Palabras Claves: reflexión, madres, familia, hijos
Un día, cuando mis hijos estén lo suficientemente crecidos para entender la lógica que motiva a los padres y madres, yo habré de decirles:
Los amé tanto como para haberles preguntado a dónde iban, con quién iban y a qué hora regresarían. Los amé lo suficiente para no haberme quedado callada y para hacerles saber, aunque no les gustara, que aquél nuevo amigo no era buena compañía.
Los amé lo suficiente para hacerles pagar las golosinas que tomaron del supermercado o las revistas del expendio, y hacerles decir al dueño: «nosotros nos llevamos esto ayer y queremos pagarlo».
Los amé lo suficiente como para haber permanecido de pie dos horas, junto a ustedes, mientras limpiaban su cuarto, tarea que yo habría hecho en quince minutos.
Los amé lo suficiente para dejarles ver, además del amor que sentía por ustedes, la decepción y también las lágrimas en mis ojos.
Los amé lo suficiente para dejarlos asumir la responsabilidad de sus acciones, aun cuando las penalidades eran tan duras que me partían el corazón.
Y ante todo, los amé lo suficiente para decirles no, cuando sabía que ustedes podrían odiarme por eso; y en algunos momentos sé que me odiaron.
Esas eran las batallas más difíciles de todas. Estoy contenta, vencí… porque al final ¡ustedes ganaron también! Y cualquiera de estos días, cuando mis nietos hayan crecido lo suficiente para entender la lógica que motiva a los padres y madres, cuando ellos les pregunten si su madre era mala, mis hijos les dirán:
Sí, nuestra madre era mala. Era la madre más mala del mundo. Los otros chicos comían golosinas en el desayuno y nosotros teníamos que comer cereales, huevos y tostadas. Los otros chicos bebían gaseosas y comían papas fritas y helados en el almuerzo, y nosotros teníamos que comer arroz, carne, verduras y frutas.
Mamá tenía que saber quiénes eran nuestros amigos y qué hacíamos con ellos. Insistía en que le dijéramos con quién íbamos a salir, aunque demoráramos apenas una hora o menos. Ella nos insistía para que le dijéramos siempre la verdad y nada más que la verdad. Y cuando éramos adolescentes, quién sabe cómo, hasta conseguía leernos el pensamiento. ¡Nuestra vida sí que era pesada! Ella no permitía que nuestros amigos nos tocaran la bocina para que saliéramos; tenían que bajar, tocar la puerta y entrar para que ella los conociera.

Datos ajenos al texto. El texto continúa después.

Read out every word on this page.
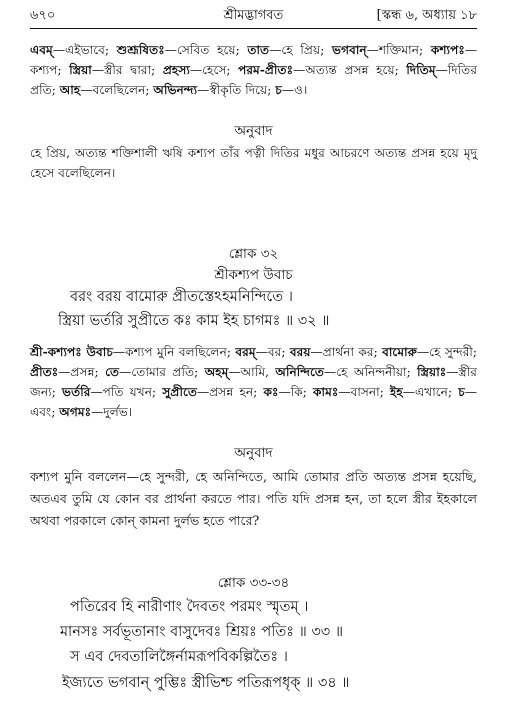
৬৭০	শ্রীমদ্ভাগবত	[স্কন্ধ ৬, অধ্যায় ১৮
এবম্—এইভাবে; শুশ্রূষিতঃ—সেবিত হয়ে; তাত—হে প্রিয়; ভগবান্—শক্তিমান; কশ্যপঃ—কশ্যপ; স্ত্রিয়া—স্ত্রীর দ্বারা; প্রহস্য—হেসে; পরম-প্রীতঃ—অত্যন্ত প্রসন্ন হয়ে; দিতিম্—দিতির প্রতি; আহ—বলেছিলেন; অভিনন্দ্য—স্বীকৃতি দিয়ে; চ—ও।
অনুবাদ
হে প্রিয়, অত্যন্ত শক্তিশালী ঋষি কশ্যপ তাঁর পত্নী দিতির মধুর আচরণে অত্যন্ত প্রসন্ন হয়ে মৃদু হেসে বলেছিলেন।
শ্লোক ৩২
শ্রীকশ্যপ উবাচ
বরং বরয় বামোরু প্রীতস্তেঽহমনিন্দিতে ।
স্ত্রিয়া ভর্তরি সুপ্রীতে কঃ কাম ইহ চাগমঃ ॥ ৩২ ॥
শ্রী-কশ্যপঃ উবাচ—কশ্যপ মুনি বলছিলেন; বরম্—বর; বরয়—প্রার্থনা কর; বামোরু—হে সুন্দরী; প্রীতঃ—প্রসন্ন; তে—তোমার প্রতি; অহম্—আমি, অনিন্দিতে—হে অনিন্দনীয়া; স্ত্রিয়াঃ—স্ত্রীর জন্য; ভর্তরি—পতি যখন; সুপ্রীতে—প্রসন্ন হন; কঃ—কি; কামঃ—বাসনা; ইহ—এখানে; চ—এবং; অগমঃ—দুর্লভ।
অনুবাদ
কশ্যপ মুনি বললেন—হে সুন্দরী, হে অনিন্দিতে, আমি তোমার প্রতি অত্যন্ত প্রসন্ন হয়েছি, অতএব তুমি যে কোন বর প্রার্থনা করতে পার। পতি যদি প্রসন্ন হন, তা হলে স্ত্রীর ইহকালে অথবা পরকালে কোন্ কামনা দুর্লভ হতে পারে?
শ্লোক ৩৩-৩৪
পতিরেব হি নারীণাং দৈবতং পরমং স্মৃতম্ ।
মানসঃ সর্বভূতানাং বাসুদেবঃ শ্রিয়ঃ পতিঃ ॥ ৩৩ ॥
স এব দেবতালিঙ্গৈর্নামরূপবিকল্পিতৈঃ ।
ইজ্যতে ভগবান্ পুম্ভিঃ স্ত্রীভিশ্চ পতিরূপধৃক্ ॥ ৩৪ ॥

A los doce años, todos podían volver tarde por la noche, nosotros tuvimos que esperar como hasta los dieciséis para poder hacerlo, y aquella pesada se levantaba para saber si la fiesta había estado buena (era solo para ver en qué estado nos encontrábamos al volver). Por culpa de nuestra madre, nos perdimos inmensas experiencias en la adolescencia. Ninguno de nosotros estuvo envuelto en problema de drogas, robos, actos de vandalismo, violación de propiedad, ni estuvimos presos por ningún crimen.
¡Todo fue culpa de ella! Ahora que somos adultos, honestos y educados, estamos haciendo lo mejor para ser «padres malos», como fue mi madre. Yo creo que este es uno de los males del mundo de hoy: ¡no hay suficientes, madres malas!
Aquéllas que ya son madres, que no se culpen, y aquéllas que lo serán, ¡que esto les sirva como una alerta!